Building a manufacturing powerhouse

On the back of increasing labour costs, Covid-related supply chain disruptions and the Sino-US trade war, economies such as Vietnam, Indonesia and Thailand have already benefited from companies’ “China Plus One” diversification strategy.

It is not just about US-China tensions or Covid disruptions, which have led to the proliferation of the China Plus One strategy.

“Asean has a relative advantage in cost competitiveness vis-a-vis China or the US, so it’s a very attractive place to base production again,” said Chin.

Indeed, as China grows, the region also grows, said Charles Ormiston, founding partner of the Bain South-east Asia business, in a report produced by Bain & Company and Monk’s Hill Ventures’ Angsana Council on Oct 18.

While many economists have correctly focused on the pro-growth policies, stable macroeconomics and healthy demographics of South-east Asia, they have often missed this critical source of additional growth, he said.

Specifically, the region benefits from the rise of China in two distinct ways – what Ormiston referred to as the “China dividend”.

First, as China is the largest market for South-east Asian trade, and second, as China is an important source of foreign direct investment (FDI).
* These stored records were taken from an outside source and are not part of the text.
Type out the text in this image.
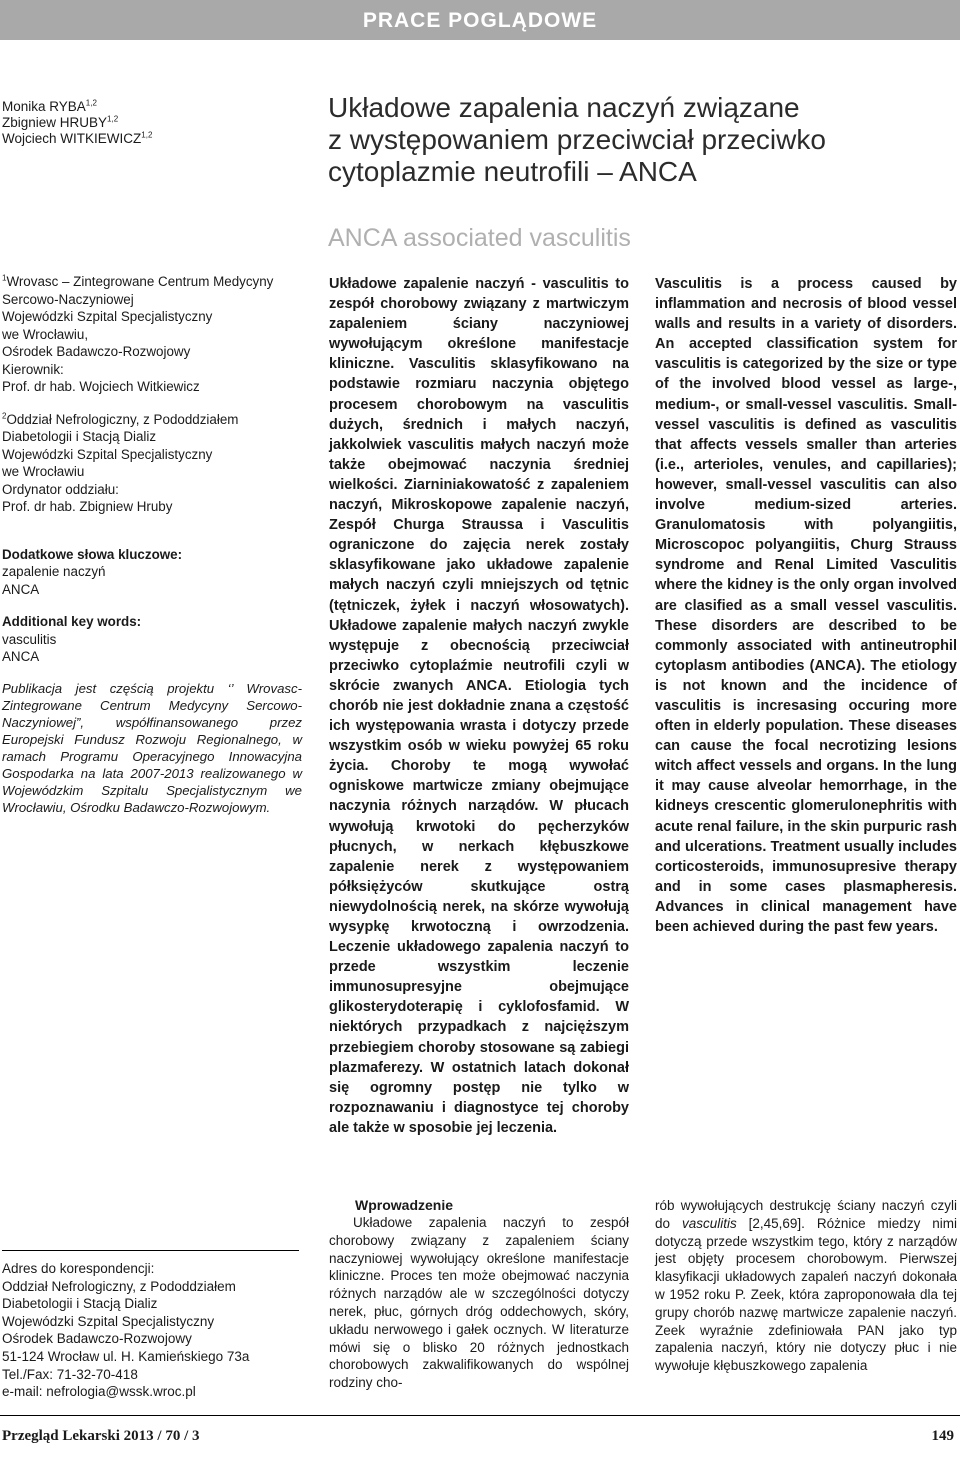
PRACE POGLĄDOWE
Monika RYBA$^{1,2}$
Zbigniew HRUBY$^{1,2}$
Wojciech WITKIEWICZ$^{1,2}$
Układowe zapalenia naczyń związane
z występowaniem przeciwciał przeciwko
cytoplazmie neutrofili – ANCA
ANCA associated vasculitis

$^1$Wrovasc – Zintegrowane Centrum Medycyny

Sercowo-Naczyniowej

Wojewódzki Szpital Specjalistyczny

we Wrocławiu,

Ośrodek Badawczo-Rozwojowy

Kierownik:

Prof. dr hab. Wojciech Witkiewicz

$^2$Oddział Nefrologiczny, z Pododdziałem

Diabetologii i Stacją Dializ

Wojewódzki Szpital Specjalistyczny

we Wrocławiu

Ordynator oddziału:

Prof. dr hab. Zbigniew Hruby

Dodatkowe słowa kluczowe:
zapalenie naczyń
ANCA
Additional key words:
vasculitis
ANCA
Publikacja jest częścią projektu ‘’ Wrovasc- Zintegrowane Centrum Medycyny Sercowo- Naczyniowej”, współfinansowanego przez Europejski Fundusz Rozwoju Regionalnego, w ramach Programu Operacyjnego Innowacyjna Gospodarka na lata 2007-2013 realizowanego w Wojewódzkim Szpitalu Specjalistycznym we Wrocławiu, Ośrodku Badawczo-Rozwojowym.

Układowe zapalenie naczyń - vasculitis to zespół chorobowy związany z martwiczym zapaleniem ściany naczyniowej wywołującym określone manifestacje kliniczne. Vasculitis sklasyfikowano na podstawie rozmiaru naczynia objętego procesem chorobowym na vasculitis dużych, średnich i małych naczyń, jakkolwiek vasculitis małych naczyń może także obejmować naczynia średniej wielkości. Ziarniniakowatość z zapaleniem naczyń, Mikroskopowe zapalenie naczyń, Zespół Churga Straussa i Vasculitis ograniczone do zajęcia nerek zostały sklasyfikowane jako układowe zapalenie małych naczyń czyli mniejszych od tętnic (tętniczek, żyłek i naczyń włosowatych). Układowe zapalenie małych naczyń zwykle występuje z obecnością przeciwciał przeciwko cytoplaźmie neutrofili czyli w skrócie zwanych ANCA. Etiologia tych chorób nie jest dokładnie znana a częstość ich występowania wrasta i dotyczy przede wszystkim osób w wieku powyżej 65 roku życia. Choroby te mogą wywołać ogniskowe martwicze zmiany obejmujące naczynia różnych narządów. W płucach wywołują krwotoki do pęcherzyków płucnych, w nerkach kłębuszkowe zapalenie nerek z występowaniem półksiężyców skutkujące ostrą niewydolnością nerek, na skórze wywołują wysypkę krwotoczną i owrzodzenia. Leczenie układowego zapalenia naczyń to przede wszystkim leczenie immunosupresyjne obejmujące glikosterydoterapię i cyklofosfamid. W niektórych przypadkach z najcięższym przebiegiem choroby stosowane są zabiegi plazmaferezy. W ostatnich latach dokonał się ogromny postęp nie tylko w rozpoznawaniu i diagnostyce tej choroby ale także w sposobie jej leczenia.

Vasculitis is a process caused by inflammation and necrosis of blood vessel walls and results in a variety of disorders. An accepted classification system for vasculitis is categorized by the size or type of the involved blood vessel as large-, medium-, or small-vessel vasculitis. Small-vessel vasculitis is defined as vasculitis that affects vessels smaller than arteries (i.e., arterioles, venules, and capillaries); however, small-vessel vasculitis can also involve medium-sized arteries. Granulomatosis with polyangiitis, Microscopoc polyangiitis, Churg Strauss syndrome and Renal Limited Vasculitis where the kidney is the only organ involved are clasified as a small vessel vasculitis. These disorders are described to be commonly associated with antineutrophil cytoplasm antibodies (ANCA). The etiology is not known and the incidence of vasculitis is incresasing occuring more often in elderly population. These diseases can cause the focal necrotizing lesions witch affect vessels and organs. In the lung it may cause alveolar hemorrhage, in the kidneys crescentic glomerulonephritis with acute renal failure, in the skin purpuric rash and ulcerations. Treatment usually includes corticosteroids, immunosupresive therapy and in some cases plasmapheresis. Advances in clinical management have been achieved during the past few years.

Wprowadzenie

Układowe zapalenia naczyń to zespół chorobowy związany z zapaleniem ściany naczyniowej wywołujący określone manifestacje kliniczne. Proces ten może obejmować naczynia różnych narządów ale w szczególności dotyczy nerek, płuc, górnych dróg oddechowych, skóry, układu nerwowego i gałek ocznych. W literaturze mówi się o blisko 20 różnych jednostkach chorobowych zakwalifikowanych do wspólnej rodziny cho-

rób wywołujących destrukcję ściany naczyń czyli do vasculitis [2,45,69]. Różnice miedzy nimi dotyczą przede wszystkim tego, który z narządów jest objęty procesem chorobowym. Pierwszej klasyfikacji układowych zapaleń naczyń dokonała w 1952 roku P. Zeek, która zaproponowała dla tej grupy chorób nazwę martwicze zapalenie naczyń. Zeek wyraźnie zdefiniowała PAN jako typ zapalenia naczyń, który nie dotyczy płuc i nie wywołuje kłębuszkowego zapalenia

Adres do korespondencji:

Oddział Nefrologiczny, z Pododdziałem

Diabetologii i Stacją Dializ

Wojewódzki Szpital Specjalistyczny

Ośrodek Badawczo-Rozwojowy

51-124 Wrocław ul. H. Kamieńskiego 73a

Tel./Fax: 71-32-70-418

e-mail: nefrologia@wssk.wroc.pl

Przegląd Lekarski 2013 / 70 / 3	149
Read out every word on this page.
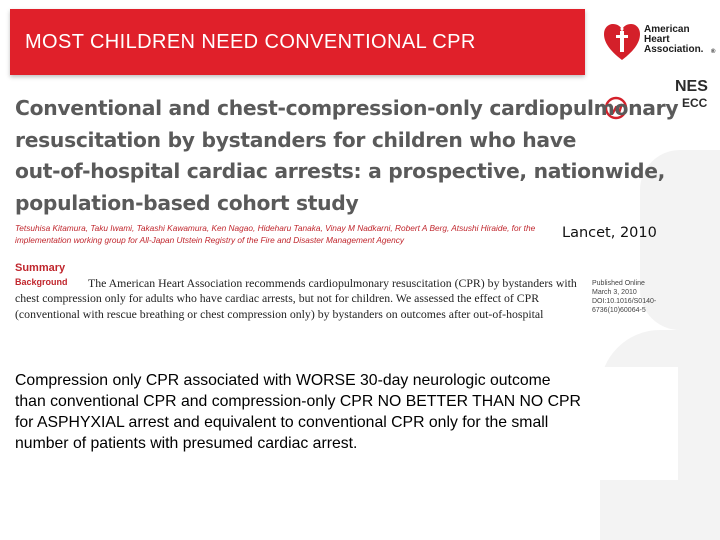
MOST CHILDREN NEED CONVENTIONAL CPR
American
Heart
Association. ®
NES
ECC
Conventional and chest-compression-only cardiopulmonary
resuscitation by bystanders for children who have
out-of-hospital cardiac arrests: a prospective, nationwide,
population-based cohort study
Tetsuhisa Kitamura, Taku Iwami, Takashi Kawamura, Ken Nagao, Hideharu Tanaka, Vinay M Nadkarni, Robert A Berg, Atsushi Hiraide, for the
implementation working group for All-Japan Utstein Registry of the Fire and Disaster Management Agency
Summary
The American Heart Association recommends cardiopulmonary resuscitation (CPR) by bystanders with
chest compression only for adults who have cardiac arrests, but not for children. We assessed the effect of CPR
(conventional with rescue breathing or chest compression only) by bystanders on outcomes after out-of-hospital
Background	Published Online
March 3, 2010
DOI:10.1016/S0140-
6736(10)60064-5
Lancet, 2010
Compression only CPR associated with WORSE 30-day neurologic outcome
than conventional CPR and compression-only CPR NO BETTER THAN NO CPR
for ASPHYXIAL arrest and equivalent to conventional CPR only for the small
number of patients with presumed cardiac arrest.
Both non-Chinese and Chinese companies have been diversifying or shifting supply chains away from China due to Chinese wage cost escalation, the need for supply chain diversification, and concerns over Chinese business policies.

“However, it is better to think of South-east Asia as benefiting from an ‘Asia dividend’ as the world regionalises and North Asia expands its position as the largest investor and trading partner with South-east Asia,” he said.

The report posits that the South-east Asian economy will grow by 4-5 per cent annually over the next 10 years, with Vietnam leading the charge at a projected growth rate of 5-7 per cent.

“We remain optimistic about South-east Asia’s continued growth in the face of global instability and that it maintains the possibility of outgrowing other emerging regions in the world over the next decade,” said Ormiston.

Building on fundamentals

Already, China-Asean trade is valued at about US$650 billion and intra-Asean at US$650 billion, adding up to US$1.3 trillion. This is in addition to US$30 billion of projected FDI into Asean and another US$500 billion in trade for Asean with the US and Europe, noted Chin in his opening speech at the Gateway to Asean Conference.

Specific to China, UOB has identified eight sectors driving 70% of Greater China and Asean FDI and trade flows, including banks and non-bank financials; construction and infrastructure; and consumer goods. PHOTO: NYTIMES

Specific to China, UOB has identified eight sectors driving about 70 per cent of Greater China and Asean FDI and trade flows. These are: real estate and hospitality; technology; media and telecommunications; banks and non-bank financials; construction and infrastructure; consumer goods; healthcare; industrials; and oil, gas and chemicals.

“As China replaces the US as the economic engine of South-east Asia, new opportunities will arise,” he said.

“China has been on ‘slow mode’ for the last 18 months because of their zero-Covid policy, not because of a lack of policy tools to engineer growth. Despite pressure from the West and slower domestic growth, their growth numbers are still positive,” said Chin.

“I’m quite optimistic that they will slowly adjust and open up ... When they open, China will start having a bit of growth – maybe not 9-10 per cent, but even at 5 per cent growth, we’re talking US$600 billion in new growth,” he said.

“No single country has that kind of growth, and that’s why China is still a very important economic driver for Asean.”